Religious freedom is worth nothing if it does include the right to hold unpopular beliefs — including unpopular beliefs about gender and sexuality.
With the recent resignation of Scotland’s First Minister Humza Yousaf, leadership hopeful Kate Forbes has come under renewed scrutiny for her religious beliefs.
As a member of the traditionalist Free Church of Scotland, she believes that pre-martial sex is morally wrong and that same-sex marriages are not religiously valid. Yet she has also emphasised repeatedly that she does not seek to impose her moral principles on those who disagree.
Pickthall House suggests it is Ms Forbes’s critics who are, in fact, intolerant of difference. In a plural, multi-faith society, citizens will disagree about all matters of personal conduct. The distinguishing mark of a free country like Britain is that we are mature enough not to force our views on anyone else. If we start applying de facto religious tests to candidates for public office, we contradict the basic value of tolerance.
As veteran LGBT rights campaigner Peter Tatchell has observed, merely holding that a particular sexual act is morally wrong does not constitute discrimination. It is only a problem if a person allows their personal values to override their public responsibilities, and there is no reason to believe Ms Forbes would do this.
Ms Forbes’s critics claim that they do not object to her Christianity as such, but this is beside the point: a country that permits its citizens to hold any beliefs they wish about God while enforcing official orthodoxies regarding the human body is not a tolerant one.

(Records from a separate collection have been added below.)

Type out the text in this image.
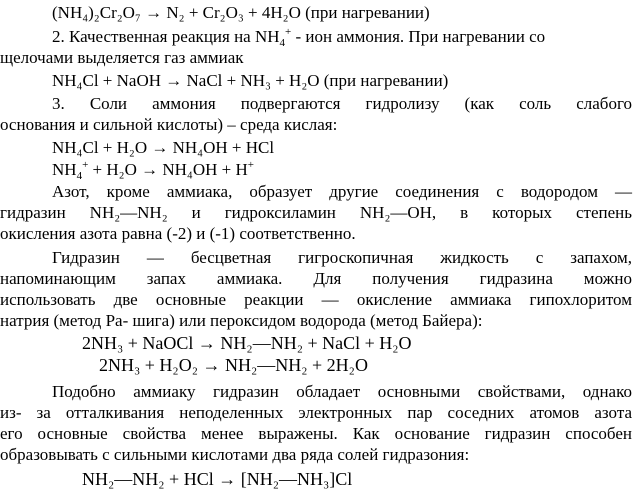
(NH₄)₂Cr₂O₇ → N₂ + Cr₂O₃ + 4H₂O (при нагревании)
2. Качественная реакция на $NH_4^+$ - ион аммония. При нагревании со
щелочами выделяется газ аммиак
NH₄Cl + NaOH → NaCl + NH₃ + H₂O (при нагревании)
3. Соли аммония подвергаются гидролизу (как соль слабого
основания и сильной кислоты) – среда кислая:
NH₄Cl + H₂O → NH₄OH + HCl
$NH_4^+ + H_2O \to NH_4OH + H^+$
Азот, кроме аммиака, образует другие соединения с водородом —
гидразин NH₂—NH₂ и гидроксиламин NH₂—OH, в которых степень
окисления азота равна (-2) и (-1) соответственно.
Гидразин — бесцветная гигроскопичная жидкость с запахом,
напоминающим запах аммиака. Для получения гидразина можно
использовать две основные реакции — окисление аммиака гипохлоритом
натрия (метод Ра- шига) или пероксидом водорода (метод Байера):
2NH₃ + NaOCl → NH₂—NH₂ + NaCl + H₂O
2NH₃ + H₂O₂ → NH₂—NH₂ + 2H₂O
Подобно аммиаку гидразин обладает основными свойствами, однако
из- за отталкивания неподеленных электронных пар соседних атомов азота
его основные свойства менее выражены. Как основание гидразин способен
образовывать с сильными кислотами два ряда солей гидразония:
NH₂—NH₂ + HCl → [NH₂—NH₃]Cl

No one should be forced to chose serving their country in public office and being true to their religious faith. Britain does not make windows into its subjects’ souls, so long as they respect a basic commitment to tolerance. Pickthall House believes it is time we stopped using the language of tolerance and equality to justify an aggressively intolerant campaign to drive traditional religious believers into silence.